C'est pas que mais la réforme du lycée avec des morceaux de littéraire dedans arrive trop tard. Trop tard pour le Prince Jean (et oui, il a eu son baccalauréat et a déjà tous les droits). Trop tard pour tous les politiques qui cirent les talonnettes de notre Saigneur et Maître. Trop tard pour un grand nombre de journalistes mous de la rebellitude (si tu veux te laver tes neurones tous les matins, @rrête-toi ICI). Parce que s'ils avaient traîné leurs guêtres  suffisamment longtemps, ils auraient peut-être dû se cogner «La Princesse de Clèves» mais ils auraient aussi pu lire Edmond Rostand et s'attarder sur la tirade qui suit :

Acte II - Scène VII

«LE BRET
Si tu laissais un peu ton âme mousquetaire
La fortune et la gloire...

CYRANO
Et que faudrait-il faire ?
Chercher un protecteur puissant, prendre un patron,
Et comme un lierre obscur qui circonvient un tronc
Et s'en fait un tuteur en lui léchant l'écorce,
Grimper par ruse au lieu de s'élever par force ?
Non, merci. Dédier, comme tous ils le font,
Des vers aux financiers ? se changer en bouffon
Dans l'espoir vil de voir, aux lèvres d'un ministre,
Naître un sourire, enfin, qui ne soit pas sinistre ?
Non, merci. Déjeuner, chaque jour, d'un crapaud ?
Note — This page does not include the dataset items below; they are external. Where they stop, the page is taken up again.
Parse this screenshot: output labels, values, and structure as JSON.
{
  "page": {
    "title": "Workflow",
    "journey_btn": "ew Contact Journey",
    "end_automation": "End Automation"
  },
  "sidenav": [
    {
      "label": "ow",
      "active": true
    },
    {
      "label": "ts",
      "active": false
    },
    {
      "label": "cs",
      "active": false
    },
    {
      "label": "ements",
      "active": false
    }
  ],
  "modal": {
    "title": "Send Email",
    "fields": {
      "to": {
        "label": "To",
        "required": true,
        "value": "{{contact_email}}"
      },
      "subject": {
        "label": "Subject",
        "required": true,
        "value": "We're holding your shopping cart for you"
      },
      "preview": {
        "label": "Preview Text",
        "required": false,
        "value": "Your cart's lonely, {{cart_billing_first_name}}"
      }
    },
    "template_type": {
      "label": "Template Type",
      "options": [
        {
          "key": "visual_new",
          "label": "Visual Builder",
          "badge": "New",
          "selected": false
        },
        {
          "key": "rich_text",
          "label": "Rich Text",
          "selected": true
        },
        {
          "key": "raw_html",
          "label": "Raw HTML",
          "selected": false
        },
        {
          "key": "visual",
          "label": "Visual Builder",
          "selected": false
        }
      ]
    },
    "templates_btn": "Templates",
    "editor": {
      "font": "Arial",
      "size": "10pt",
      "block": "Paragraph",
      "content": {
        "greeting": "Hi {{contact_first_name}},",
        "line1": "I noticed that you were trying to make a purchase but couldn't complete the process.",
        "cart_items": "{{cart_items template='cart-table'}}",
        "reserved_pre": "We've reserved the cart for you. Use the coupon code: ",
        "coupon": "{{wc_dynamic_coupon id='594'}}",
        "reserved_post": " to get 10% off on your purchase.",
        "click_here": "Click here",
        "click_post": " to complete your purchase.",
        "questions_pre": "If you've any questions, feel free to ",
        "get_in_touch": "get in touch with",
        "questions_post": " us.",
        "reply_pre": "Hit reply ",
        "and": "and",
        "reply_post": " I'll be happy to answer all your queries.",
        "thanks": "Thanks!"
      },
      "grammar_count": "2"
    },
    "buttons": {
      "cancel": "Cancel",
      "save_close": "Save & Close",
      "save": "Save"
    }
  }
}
Avoir un ventre usé par la marche ? une peau
Qui plus vite, à l'endroit des genoux, devient sale ?
Exécuter des tours de souplesse dorsale ?...
Non, merci. D'une main flatter la chèvre au cou
Cependant que, de l'autre, on arrose le chou,
Et donneur de séné par désir de rhubarbe,
Avoir un encensoir, toujours, dans quelque barbe ?
Non, merci ! Se pousser de giron en giron,
Devenir un petit grand homme dans un rond,
Et naviguer, avec des madrigaux pour rames,
Et dans ses voiles des soupirs de vieilles dames ?
Non, merci ! Chez le bon éditeur de Sercy
Faire éditer ses vers en payant ? Non, merci !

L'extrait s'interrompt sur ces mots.